The world has stood by and watched as Egypt spirals into utter chaos. Since Egypt’s military ousted President Mohammed Morsi last Wednesday, pro-Morsi supporters who largely derive from the Muslim Brotherhood have been clashing with anti-Morsi supporters and Egypt’s military. What began as peaceful protests have turned into violent and in some cases deadly attacks between opposing parties, which have resulted in thiry-five deaths and thousands of injuries.
President Morsi was a leading member in the Muslim Brotherhood, which is one of the most influential Islamic organizations in the Arab world. However, the recent removal of President Morsi, the first Democratically elected President in Egypt only a year ago, clearly shows that Islamic politics were not working, as a result of what many believed to stem from his bias ties to the Muslim Brotherhood.
In his first year in office, Morsi failed to fix the nation’s ailing economy and stop spiraling crime, both of which had worsened during his days. Many believe he continued the abusive practices that Mubarak had established that included trials of civilians by military courts, and the permission of police brutality and suppressing critical Egyptian voices within the country.
The failure of President Morsi forced nationwide protests of anti-Morsi supporters and 22 million people to sign a petition calling for his resignation.
Since Morsi’s removal, nations around the world, including the U.S., have largely kept their distances. At the moment international intervention would largely undermine the democratic process that will need to take place in Egypt. But also, and more importantly for the U.S., the current removal of President Morsi and the influence of the Muslim Brotherhood would be in the U.S. Government’s best interests. The Muslim Brotherhood is dedicated in its own words to “eliminate and destroy Western civilization from within.” Even though President Obama suggests working with Muslim Brotherhood groups is the best course of action, as he stated back in May:
“the best way to prevent violent extremism is to work with the Muslim American community – which has consistently rejected terrorism – to identify signs of radicalization, and partner with law enforcement when an individual is drifting toward violence.”

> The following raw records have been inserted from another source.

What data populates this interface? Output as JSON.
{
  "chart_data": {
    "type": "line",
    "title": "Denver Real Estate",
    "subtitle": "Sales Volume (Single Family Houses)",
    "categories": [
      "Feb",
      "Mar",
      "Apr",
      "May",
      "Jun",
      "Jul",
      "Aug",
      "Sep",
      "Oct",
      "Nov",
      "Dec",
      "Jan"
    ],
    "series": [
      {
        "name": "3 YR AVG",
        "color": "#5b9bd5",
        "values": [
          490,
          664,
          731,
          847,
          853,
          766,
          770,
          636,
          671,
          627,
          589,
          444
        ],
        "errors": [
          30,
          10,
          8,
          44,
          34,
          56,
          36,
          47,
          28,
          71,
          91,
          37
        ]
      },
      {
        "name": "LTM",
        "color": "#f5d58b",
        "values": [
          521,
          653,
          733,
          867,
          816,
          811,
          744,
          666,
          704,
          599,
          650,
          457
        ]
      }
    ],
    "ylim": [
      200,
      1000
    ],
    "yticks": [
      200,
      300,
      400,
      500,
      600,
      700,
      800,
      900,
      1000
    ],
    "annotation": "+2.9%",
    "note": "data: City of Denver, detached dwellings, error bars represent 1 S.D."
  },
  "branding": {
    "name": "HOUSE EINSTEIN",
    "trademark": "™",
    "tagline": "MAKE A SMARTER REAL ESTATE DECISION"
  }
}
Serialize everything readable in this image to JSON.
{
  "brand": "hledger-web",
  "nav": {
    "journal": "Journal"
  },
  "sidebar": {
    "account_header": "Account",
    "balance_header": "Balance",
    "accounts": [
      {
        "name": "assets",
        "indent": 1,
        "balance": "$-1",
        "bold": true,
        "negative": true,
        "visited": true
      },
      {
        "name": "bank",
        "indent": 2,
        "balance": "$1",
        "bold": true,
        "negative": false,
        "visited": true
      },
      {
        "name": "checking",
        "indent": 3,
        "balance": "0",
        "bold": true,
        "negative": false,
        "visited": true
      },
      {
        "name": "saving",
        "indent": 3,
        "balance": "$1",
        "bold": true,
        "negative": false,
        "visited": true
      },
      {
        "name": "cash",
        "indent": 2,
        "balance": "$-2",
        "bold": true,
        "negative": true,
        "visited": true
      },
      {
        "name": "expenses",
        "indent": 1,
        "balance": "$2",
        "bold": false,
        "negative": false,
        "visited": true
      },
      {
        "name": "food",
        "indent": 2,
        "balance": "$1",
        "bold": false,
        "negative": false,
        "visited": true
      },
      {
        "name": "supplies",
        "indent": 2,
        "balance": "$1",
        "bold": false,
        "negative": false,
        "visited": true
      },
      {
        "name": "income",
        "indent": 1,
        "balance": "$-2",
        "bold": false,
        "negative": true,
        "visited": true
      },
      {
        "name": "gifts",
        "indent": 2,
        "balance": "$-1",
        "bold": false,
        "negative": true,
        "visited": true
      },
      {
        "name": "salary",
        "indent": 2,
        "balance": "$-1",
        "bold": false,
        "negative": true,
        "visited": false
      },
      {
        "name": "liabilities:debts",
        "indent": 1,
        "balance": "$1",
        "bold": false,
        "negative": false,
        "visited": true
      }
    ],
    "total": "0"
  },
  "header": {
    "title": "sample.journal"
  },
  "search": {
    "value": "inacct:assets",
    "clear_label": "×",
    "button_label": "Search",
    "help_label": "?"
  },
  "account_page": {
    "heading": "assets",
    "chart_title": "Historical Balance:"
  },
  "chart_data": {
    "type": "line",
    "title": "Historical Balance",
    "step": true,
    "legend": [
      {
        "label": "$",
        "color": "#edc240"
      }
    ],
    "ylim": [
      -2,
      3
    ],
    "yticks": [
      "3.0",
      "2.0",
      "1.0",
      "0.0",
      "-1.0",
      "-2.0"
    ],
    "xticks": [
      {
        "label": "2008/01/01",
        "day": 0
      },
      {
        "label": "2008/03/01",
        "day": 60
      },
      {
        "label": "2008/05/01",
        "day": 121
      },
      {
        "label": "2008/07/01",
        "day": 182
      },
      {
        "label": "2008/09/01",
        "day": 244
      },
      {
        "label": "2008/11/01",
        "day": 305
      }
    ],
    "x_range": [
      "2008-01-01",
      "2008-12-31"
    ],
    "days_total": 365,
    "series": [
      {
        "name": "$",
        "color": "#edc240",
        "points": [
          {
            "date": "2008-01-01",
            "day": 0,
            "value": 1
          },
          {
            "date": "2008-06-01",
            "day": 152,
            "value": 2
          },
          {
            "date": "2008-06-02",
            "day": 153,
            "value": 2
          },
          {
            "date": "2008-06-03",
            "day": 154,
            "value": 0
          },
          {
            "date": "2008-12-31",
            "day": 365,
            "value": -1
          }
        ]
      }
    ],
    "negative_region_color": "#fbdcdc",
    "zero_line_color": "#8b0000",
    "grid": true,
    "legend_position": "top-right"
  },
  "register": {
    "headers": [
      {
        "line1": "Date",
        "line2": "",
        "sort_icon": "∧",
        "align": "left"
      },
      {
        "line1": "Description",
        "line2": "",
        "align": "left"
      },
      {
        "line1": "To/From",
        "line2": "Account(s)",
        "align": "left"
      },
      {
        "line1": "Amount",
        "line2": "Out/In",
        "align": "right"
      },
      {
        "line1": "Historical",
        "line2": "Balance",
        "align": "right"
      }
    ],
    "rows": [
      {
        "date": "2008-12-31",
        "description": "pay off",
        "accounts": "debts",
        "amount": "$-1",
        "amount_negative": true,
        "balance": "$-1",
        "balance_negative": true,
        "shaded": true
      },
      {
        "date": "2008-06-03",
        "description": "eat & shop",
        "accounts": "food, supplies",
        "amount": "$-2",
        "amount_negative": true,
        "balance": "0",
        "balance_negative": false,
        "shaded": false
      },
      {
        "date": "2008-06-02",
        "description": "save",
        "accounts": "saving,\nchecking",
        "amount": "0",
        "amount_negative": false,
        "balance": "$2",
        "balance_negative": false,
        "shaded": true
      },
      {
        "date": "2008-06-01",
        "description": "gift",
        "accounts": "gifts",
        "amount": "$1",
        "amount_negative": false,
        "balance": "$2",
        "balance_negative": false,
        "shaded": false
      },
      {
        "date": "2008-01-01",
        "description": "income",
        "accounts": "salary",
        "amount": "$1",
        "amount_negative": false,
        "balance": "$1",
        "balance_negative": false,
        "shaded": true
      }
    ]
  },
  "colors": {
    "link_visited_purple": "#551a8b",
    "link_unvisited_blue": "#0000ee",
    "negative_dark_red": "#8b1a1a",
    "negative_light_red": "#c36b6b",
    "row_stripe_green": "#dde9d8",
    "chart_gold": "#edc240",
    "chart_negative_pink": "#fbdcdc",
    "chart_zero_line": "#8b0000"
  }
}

Nonetheless, the current removal of President Morsi and the detainment of over 300 members of the Muslim Brotherhood in Egypt has clearly shown the world and the Arab world that Democracy is to be used for the people and for the good of the people. Not for religious groups looking to increase their power within a nation.
Therefore, international intervention or U.S. intervention would interrupt the role Democracy needs to play in the growth of Egypt. Let the Egyptian people decide the fate of their nation. They have already come together to oust President Morsi, who was looking to drive them back into the same turmoil they felt for 30 years under dictator Hosni Mubarak and fought so hard to topple only two years ago.
It took the United States 9 years from the end of the American Revolution to the election of our first democratically elected President, George Washington. Egypt has only just adopted Democracy and the people have ousted two leaders in the last two years in order to allow for Democracy to work. The world needs to let the Egyptian people allow for Democracy to work and show the Arab World its lasting effect.